1. 可视化特征图：可以看出模型的某一层关注的重点在哪里，在图像分类问题中，意义是看到模型是通过图像的哪一部分来分类的，那么在图像篡改检测问题上，就是发现模型是通过哪个部分来判断图像真假的。

参考帖子【CNN可视化技术总结（一）--特征图可视化（https://zhuanlan.zhihu.com/p/385858027）】,提到直接可视化。【第七章：PyTorch可视化】（https://blog.csdn.net/qq_36744449/article/details/124639011）

也即对特征图的可视化，一种方法是直接把feature map映射到0-255之间，可以使用torch里面的make_grid函数，但是经过查询，torchvision.utils.make_grid(imgs, padd=2)用途是把多张图像横向拼接而已。

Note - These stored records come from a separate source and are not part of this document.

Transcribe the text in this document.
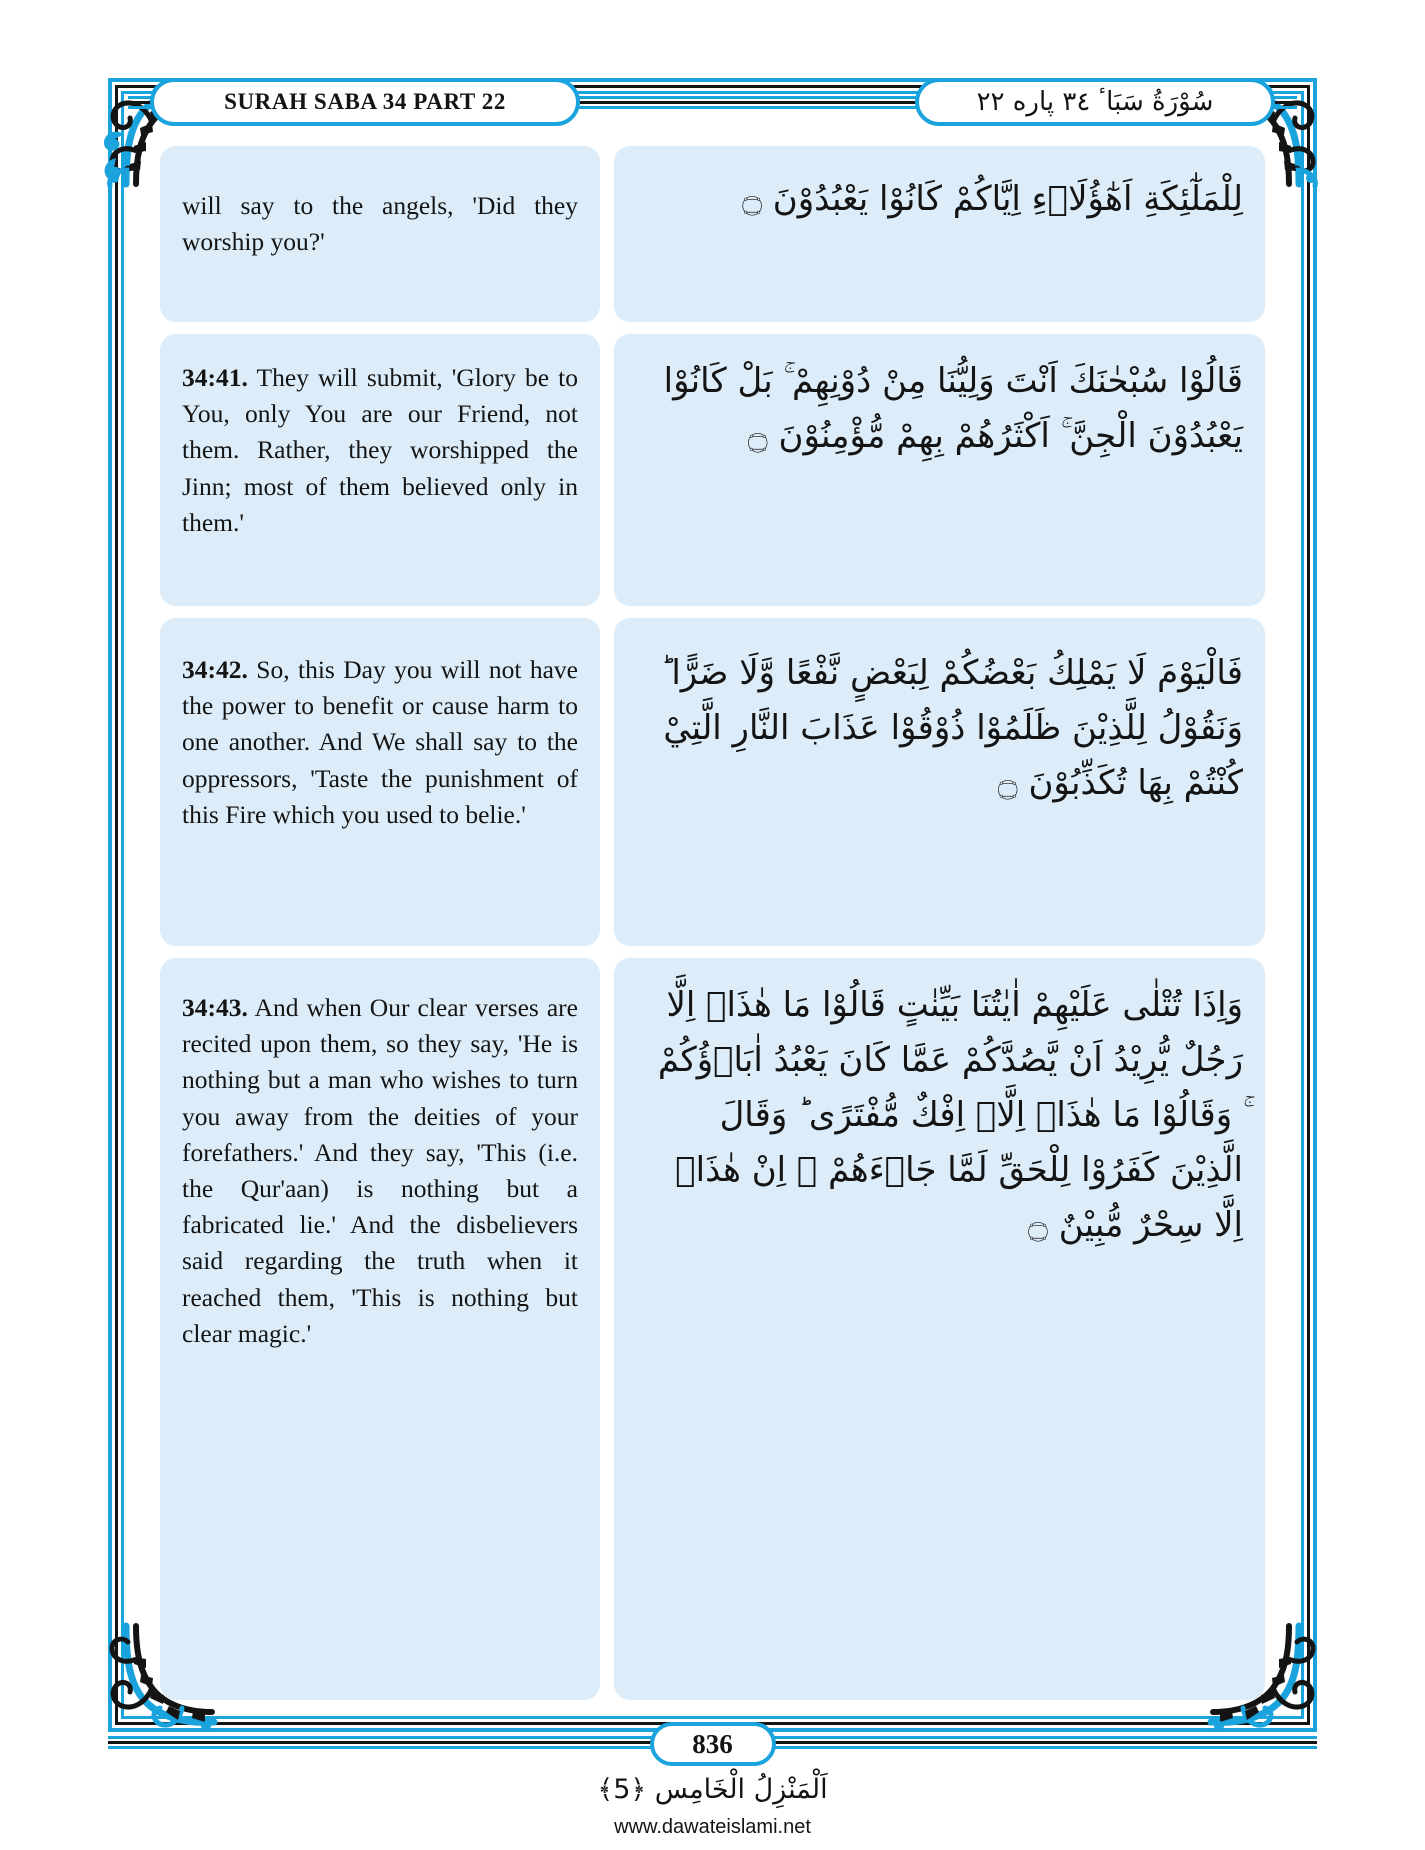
SURAH SABA 34 PART 22	سُوْرَةُ سَبَاٴ ٣٤ پاره ٢٢
will say to the angels, 'Did they worship you?'
34:41. They will submit, 'Glory be to You, only You are our Friend, not them. Rather, they worshipped the Jinn; most of them believed only in them.'
34:42. So, this Day you will not have the power to benefit or cause harm to one another. And We shall say to the oppressors, 'Taste the punishment of this Fire which you used to belie.'
34:43. And when Our clear verses are recited upon them, so they say, 'He is nothing but a man who wishes to turn you away from the deities of your forefathers.' And they say, 'This (i.e. the Qur'aan) is nothing but a fabricated lie.' And the disbelievers said regarding the truth when it reached them, 'This is nothing but clear magic.'
لِلْمَلٰٓئِكَةِ اَهٰٓؤُلَاۤءِ اِيَّاكُمْ كَانُوْا يَعْبُدُوْنَ ۝
قَالُوْا سُبْحٰنَكَ اَنْتَ وَلِيُّنَا مِنْ دُوْنِهِمْ ۚ بَلْ كَانُوْا يَعْبُدُوْنَ الْجِنَّ ۚ اَكْثَرُهُمْ بِهِمْ مُّؤْمِنُوْنَ ۝
فَالْيَوْمَ لَا يَمْلِكُ بَعْضُكُمْ لِبَعْضٍ نَّفْعًا وَّلَا ضَرًّا ؕ وَنَقُوْلُ لِلَّذِيْنَ ظَلَمُوْا ذُوْقُوْا عَذَابَ النَّارِ الَّتِيْ كُنْتُمْ بِهَا تُكَذِّبُوْنَ ۝
وَاِذَا تُتْلٰى عَلَيْهِمْ اٰيٰتُنَا بَيِّنٰتٍ قَالُوْا مَا هٰذَاۤ اِلَّا رَجُلٌ يُّرِيْدُ اَنْ يَّصُدَّكُمْ عَمَّا كَانَ يَعْبُدُ اٰبَاۤؤُكُمْ ۚ وَقَالُوْا مَا هٰذَاۤ اِلَّاۤ اِفْكٌ مُّفْتَرًى ؕ وَقَالَ الَّذِيْنَ كَفَرُوْا لِلْحَقِّ لَمَّا جَاۤءَهُمْ ۙ اِنْ هٰذَاۤ اِلَّا سِحْرٌ مُّبِيْنٌ ۝
836
اَلْمَنْزِلُ الْخَامِس ﴿5﴾
www.dawateislami.net
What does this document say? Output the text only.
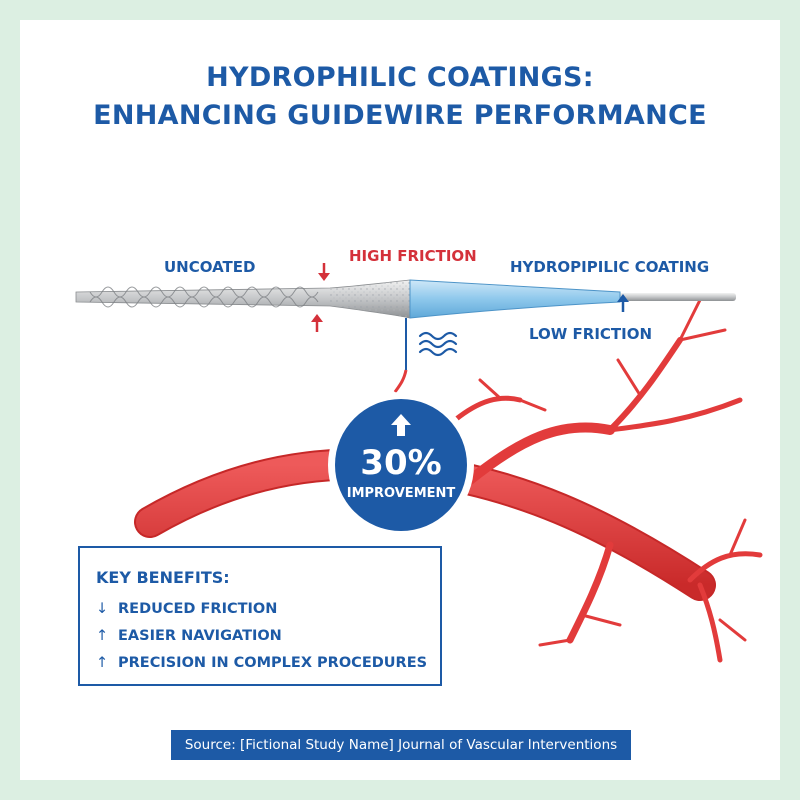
HYDROPHILIC COATINGS:
ENHANCING GUIDEWIRE PERFORMANCE
UNCOATED
HIGH FRICTION
HYDROPIPILIC COATING
LOW FRICTION
30%
IMPROVEMENT
KEY BENEFITS:
↓ REDUCED FRICTION
↑ EASIER NAVIGATION
↑ PRECISION IN COMPLEX PROCEDURES
Source: [Fictional Study Name] Journal of Vascular Interventions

另一种方法是反卷积网络，《Visualizing and Understanding Convolutional Networks》中提出，论文中提出图像像素经过神经网络映射到特征空间，而反卷积网络可以将feature map映射回像素空间。同时还需要用到反池化，类似于反卷积网络的还有一种导向反向传播（论文《Striving for Simplicity：The All Convolutional Net》中提出使用导向反向传播（Guided- backpropagation），导向反向传播与反卷积网络的区别在于对ReLU的处理方式。）。反卷积可以通过tensorboard来做，但是结果看起来有点怪核，也不知意义何在。

于是，我首先尝试第一种方法：

# ---- write at 2023-05-17 18:17
# feature_map[1,3,128,128]
def write_feature_map(feature_map, layer_name):
    feature_map = feature_map.cpu().detach().numpy().squeeze()
    print("feature map origin: ", feature_map.shape)
    if feature_map.ndim == 2:
        feature = np.asarray(feature_map*255, dtype=np.uint8)
        feature = cv2.applyColorMap(feature, cv2.COLORMAP_JET)  # 变成伪彩图
        cv2.imwrite('./CASIAv1-test/save_out/{}-colormap.png'.format(layer_name), feature)
    else:
        feature_map_num = feature_map.shape[0]
        print("feature_map_num: ", feature_map_num)
        for index in range(feature_map_num):
            feature = feature_map[index]
            print("per channel : feature shape: ", feature.shape)
            feature = np.asarray(feature*255, dtype=np.uint8)
            feature = cv2.applyColorMap(feature, cv2.COLORMAP_JET)  # 变成伪彩图
            cv2.imwrite('./CASIAv1-test/save_out/{}-{}-colormap.png'.format(layer_name, index), feature)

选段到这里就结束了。